Toutefois, cette expertise n’est pas contradictoire’dès lors que la SASU Alliance Piscine Polyester n’y a pas participé pour ne pas avoir été convoquée et n’a donc pas pu présenter ses arguments techniques de défense. Elle ne lui est donc opposable qu’en présence d’autres éléments de preuve.
Or, M. et Mme Y ne fournissent aucune autre preuve corroborant ce rapport d’expertise': les témoignages produits font état de l’évacuation de l’eau sans donner de renseignement sur les causes.
Et, au contraire, dans son courrier du 27 juillet 2010, l’installateur a mis en cause l’utilisation de la piscine en indiquant qu’elle aurait été vidangée sans précaution alors que le bulletin de livraison du 8 mars 2005 prévient «'de’ne jamais laisser la coque vide'».

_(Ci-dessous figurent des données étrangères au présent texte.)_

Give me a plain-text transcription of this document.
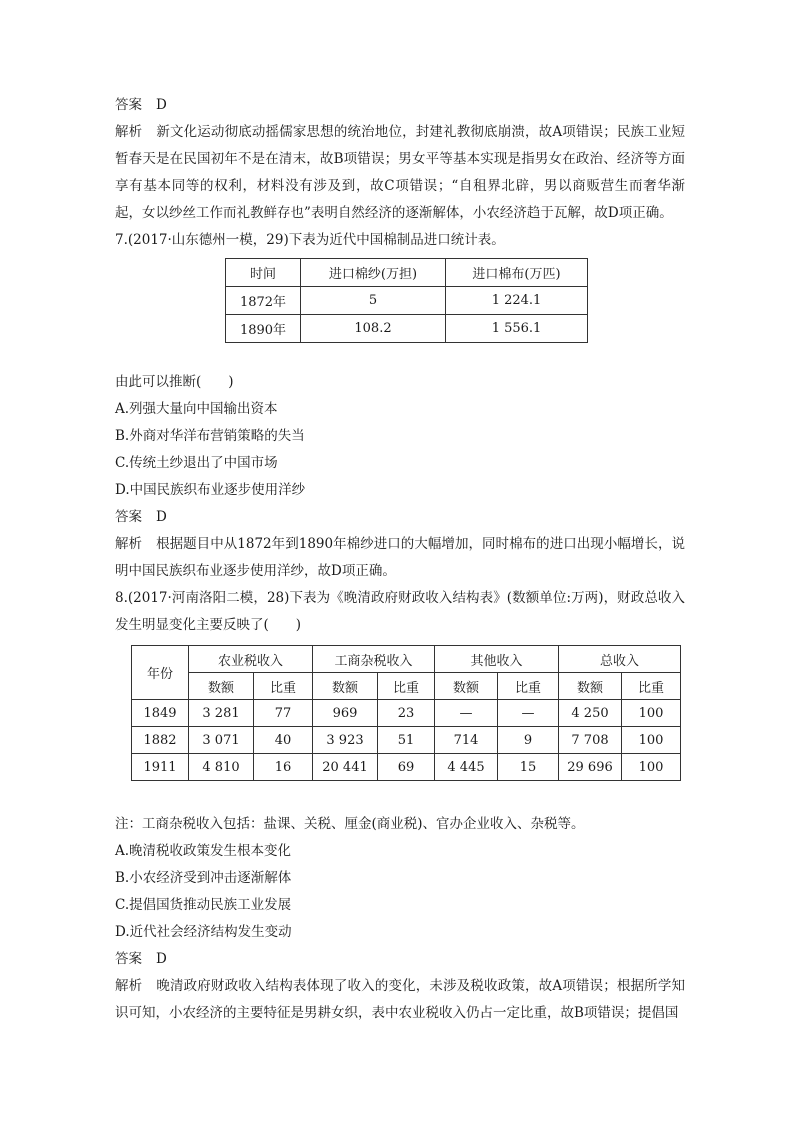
答案 D
解析 新文化运动彻底动摇儒家思想的统治地位，封建礼教彻底崩溃，故A项错误；民族工业短暂春天是在民国初年不是在清末，故B项错误；男女平等基本实现是指男女在政治、经济等方面享有基本同等的权利，材料没有涉及到，故C项错误；“自租界北辟，男以商贩营生而奢华渐起，女以纱丝工作而礼教鲜存也”表明自然经济的逐渐解体，小农经济趋于瓦解，故D项正确。
7.(2017·山东德州一模，29)下表为近代中国棉制品进口统计表。
时间	进口棉纱(万担)	进口棉布(万匹)
1872年	5	1 224.1
1890年	108.2	1 556.1
由此可以推断(　　)
A.列强大量向中国输出资本
B.外商对华洋布营销策略的失当
C.传统土纱退出了中国市场
D.中国民族织布业逐步使用洋纱
答案 D
解析 根据题目中从1872年到1890年棉纱进口的大幅增加，同时棉布的进口出现小幅增长，说明中国民族织布业逐步使用洋纱，故D项正确。
8.(2017·河南洛阳二模，28)下表为《晚清政府财政收入结构表》(数额单位:万两)，财政总收入发生明显变化主要反映了(　　)
年份	农业税收入		工商杂税收入		其他收入		总收入	
	数额	比重	数额	比重	数额	比重	数额	比重
1849	3 281	77	969	23	—	—	4 250	100
1882	3 071	40	3 923	51	714	9	7 708	100
1911	4 810	16	20 441	69	4 445	15	29 696	100
注：工商杂税收入包括：盐课、关税、厘金(商业税)、官办企业收入、杂税等。
A.晚清税收政策发生根本变化
B.小农经济受到冲击逐渐解体
C.提倡国货推动民族工业发展
D.近代社会经济结构发生变动
答案 D
解析 晚清政府财政收入结构表体现了收入的变化，未涉及税收政策，故A项错误；根据所学知识可知，小农经济的主要特征是男耕女织，表中农业税收入仍占一定比重，故B项错误；提倡国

En outre, il ressort des échanges de courriers entre l’installateur l’entreprise Côte Ouest Piscines et M. et Mme Y (courrier du 7 janvier 2010) que la piscine a été posée à proximité immédiate d’une nappe phréatique de nature à faire pression sur la coque en fonction du niveau d’eau dans la piscine.
Et, en toute hypothèse, le rapport de M. X ne comporte aucune analyse des causes de la fissure de la coque, dont l’expert n’a pas recherché si elle provenait d’un vice de construction à l’origine de la fuite d’eau ou si elle était due à une modification du volume de l’eau faisant pression sur la coque et la déformant. Ainsi ce rapport ne renseigne pas sur le point de savoir si la fuite d’eau est à l’origine de la fissure ou si la fissure est à l’origine de la perte en eau et donc quel a été rôle causal de la nappe phréatique.

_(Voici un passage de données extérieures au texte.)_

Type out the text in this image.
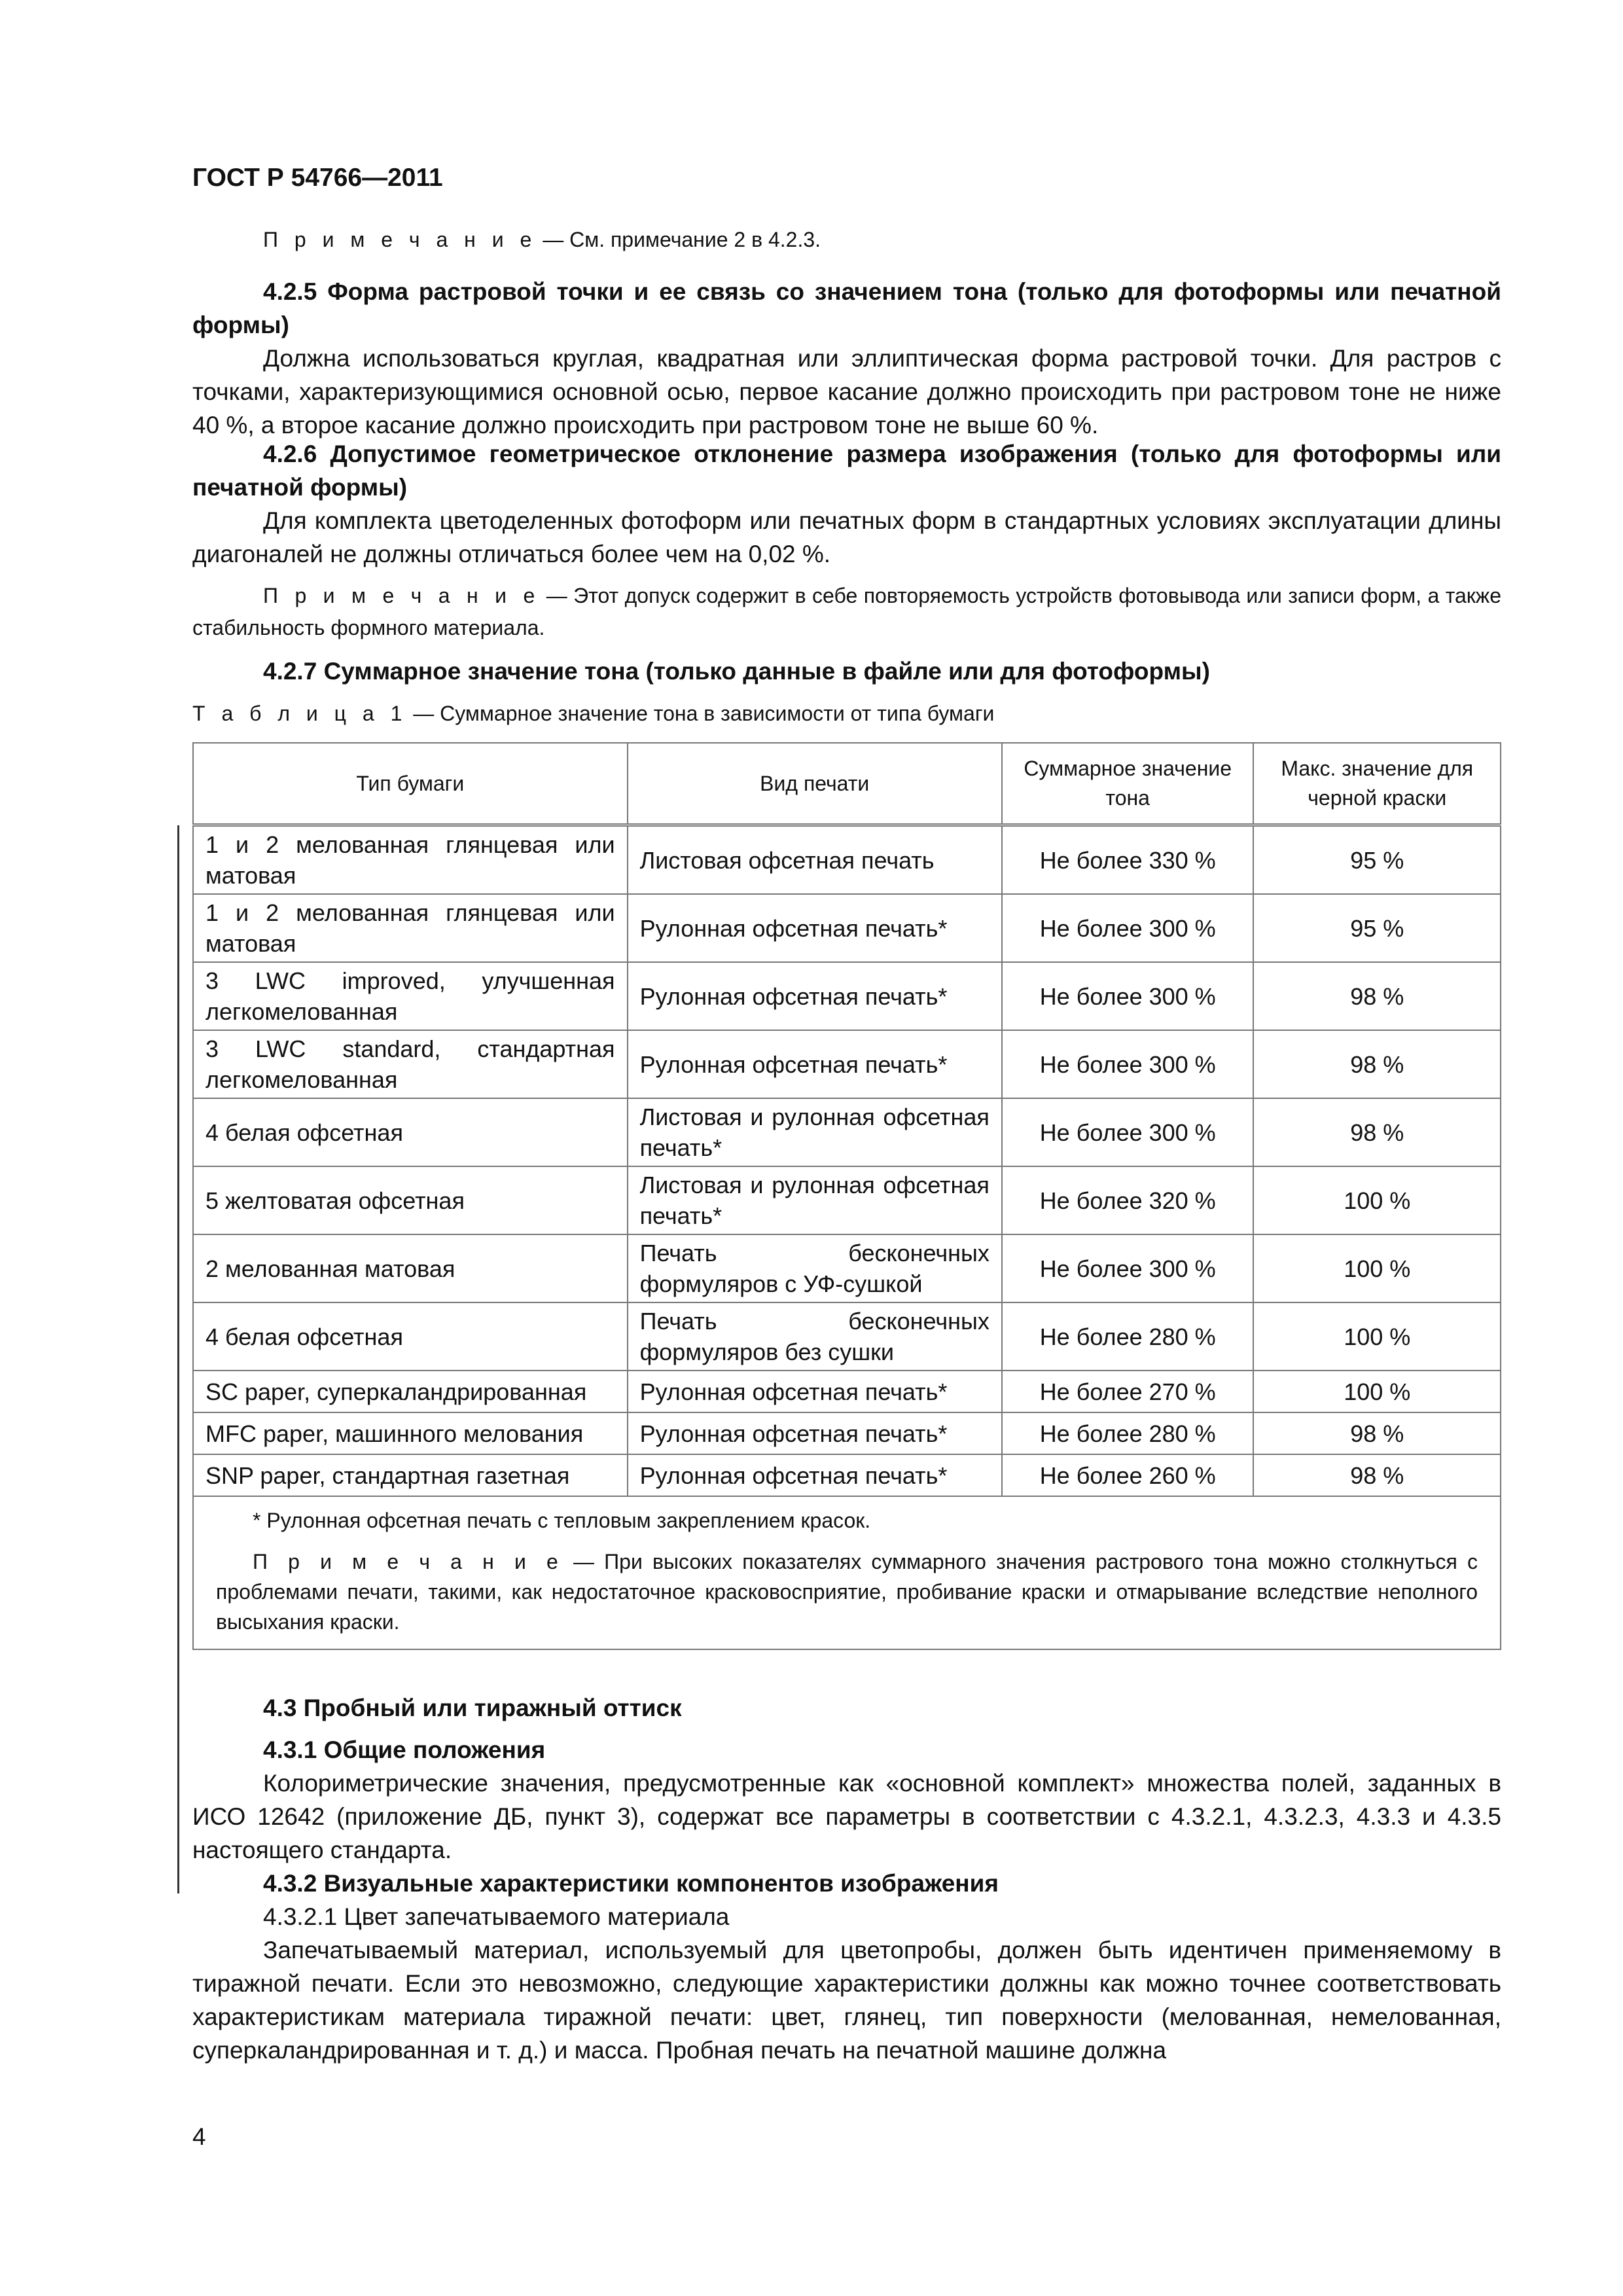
ГОСТ Р 54766—2011
П р и м е ч а н и е — См. примечание 2 в 4.2.3.
4.2.5 Форма растровой точки и ее связь со значением тона (только для фотоформы или печатной формы)
Должна использоваться круглая, квадратная или эллиптическая форма растровой точки. Для растров с точками, характеризующимися основной осью, первое касание должно происходить при растровом тоне не ниже 40 %, а второе касание должно происходить при растровом тоне не выше 60 %.
4.2.6 Допустимое геометрическое отклонение размера изображения (только для фотоформы или печатной формы)
Для комплекта цветоделенных фотоформ или печатных форм в стандартных условиях эксплуатации длины диагоналей не должны отличаться более чем на 0,02 %.
П р и м е ч а н и е — Этот допуск содержит в себе повторяемость устройств фотовывода или записи форм, а также стабильность формного материала.
4.2.7 Суммарное значение тона (только данные в файле или для фотоформы)
Т а б л и ц а 1 — Суммарное значение тона в зависимости от типа бумаги
Тип бумаги	Вид печати	Суммарное значение тона	Макс. значение для черной краски
1 и 2 мелованная глянцевая или матовая	Листовая офсетная печать	Не более 330 %	95 %
1 и 2 мелованная глянцевая или матовая	Рулонная офсетная печать*	Не более 300 %	95 %
3 LWC improved, улучшенная легкомелованная	Рулонная офсетная печать*	Не более 300 %	98 %
3 LWC standard, стандартная легкомелованная	Рулонная офсетная печать*	Не более 300 %	98 %
4 белая офсетная	Листовая и рулонная офсетная печать*	Не более 300 %	98 %
5 желтоватая офсетная	Листовая и рулонная офсетная печать*	Не более 320 %	100 %
2 мелованная матовая	Печать бесконечных формуляров с УФ-сушкой	Не более 300 %	100 %
4 белая офсетная	Печать бесконечных формуляров без сушки	Не более 280 %	100 %
SC paper, суперкаландрированная	Рулонная офсетная печать*	Не более 270 %	100 %
MFC paper, машинного мелования	Рулонная офсетная печать*	Не более 280 %	98 %
SNP paper, стандартная газетная	Рулонная офсетная печать*	Не более 260 %	98 %

* Рулонная офсетная печать с тепловым закреплением красок.
П р и м е ч а н и е — При высоких показателях суммарного значения растрового тона можно столкнуться с проблемами печати, такими, как недостаточное красковосприятие, пробивание краски и отмарывание вследствие неполного высыхания краски.			
4.3 Пробный или тиражный оттиск
4.3.1 Общие положения
Колориметрические значения, предусмотренные как «основной комплект» множества полей, заданных в ИСО 12642 (приложение ДБ, пункт 3), содержат все параметры в соответствии с 4.3.2.1, 4.3.2.3, 4.3.3 и 4.3.5 настоящего стандарта.
4.3.2 Визуальные характеристики компонентов изображения
4.3.2.1 Цвет запечатываемого материала
Запечатываемый материал, используемый для цветопробы, должен быть идентичен применяемому в тиражной печати. Если это невозможно, следующие характеристики должны как можно точнее соответствовать характеристикам материала тиражной печати: цвет, глянец, тип поверхности (мелованная, немелованная, суперкаландрированная и т. д.) и масса. Пробная печать на печатной машине должна
4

Il apparaît également, que M. et Mme Y n’ont pris aucune mesure conservatoire ni fait réaliser aucun constat, alors que l’expertise a été réalisée tardivement, en janvier 2011. Ils ont laissé l’eau s’évacuer et les dommages s’aggraver sans prendre aucune précaution probatoire. Leur demande d’expertise apparaît donc tardive et seulement destinée à pallier leur carence dans l’administration de la preuve en infraction à l’article 146 du code de procédure civile. Elle a été justement rejetée par le tribunal.

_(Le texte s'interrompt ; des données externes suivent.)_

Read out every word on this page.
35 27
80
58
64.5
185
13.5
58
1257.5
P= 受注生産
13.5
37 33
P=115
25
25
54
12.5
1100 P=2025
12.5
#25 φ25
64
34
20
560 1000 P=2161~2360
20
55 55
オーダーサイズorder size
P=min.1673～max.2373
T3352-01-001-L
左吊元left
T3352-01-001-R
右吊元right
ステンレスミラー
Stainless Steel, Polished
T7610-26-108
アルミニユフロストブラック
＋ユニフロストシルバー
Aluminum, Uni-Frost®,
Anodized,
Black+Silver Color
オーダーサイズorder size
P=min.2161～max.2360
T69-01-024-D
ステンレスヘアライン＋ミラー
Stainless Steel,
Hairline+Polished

En conséquence, la preuve n’est pas suffisamment rapportée des conditions de la garantie décennale du constructeur.
Par ailleurs, ainsi que l’a exactement jugé le tribunal, M. et Mme Y ne rapportent pas non plus la preuve ni d’une négligence de la SASU Alliance Piscines Polyester dans la solution de leur litige ni du lien de causalité entre cette supposée négligence et leur dommage.
Le jugement sera confirmé de ce chef.
PAR CES MOTIFS
La Cour, après en avoir délibéré, statuant publiquement, contradictoirement et en dernier ressort,
— Confirme le jugement du tribunal de grande instance de Mont de Marsan en date du 24 octobre 2012, en ce qu’il a débouté M. et Mme Y de leur demande fondée sur l’article 1382 du code civil et les a condamnés au paiement d’une indemnité de 1 000 € (mille euros) sur le fondement de l’article 700 du code de procédure civile.;
— Le réforme pour le surplus et y ajoutant':
— Déboute M. et Mme Y de leur demande fondée sur la garantie décennale du constructeur en application de l’article 1792 du code civil';
— Vu l’article 700 du code de procédure civile, déboute la SASU Alliance Piscines Polyester de sa demande ;
— Condamne M. et Mme Y aux dépens d’appel';
— Autorise, conformément aux dispositions de l’article 699 du code de procédure civile, les avocats de la cause qui en ont fait la demande à recouvrer directement contre la partie condamnée ceux des dépens dont ils auraient fait l’avance sans avoir reçu provision.
Le présent arrêt a été signé par Mme Pons, Président, et par Mme Peyron, Greffier, auquel la minute de la décision a été remise par le magistrat signataire.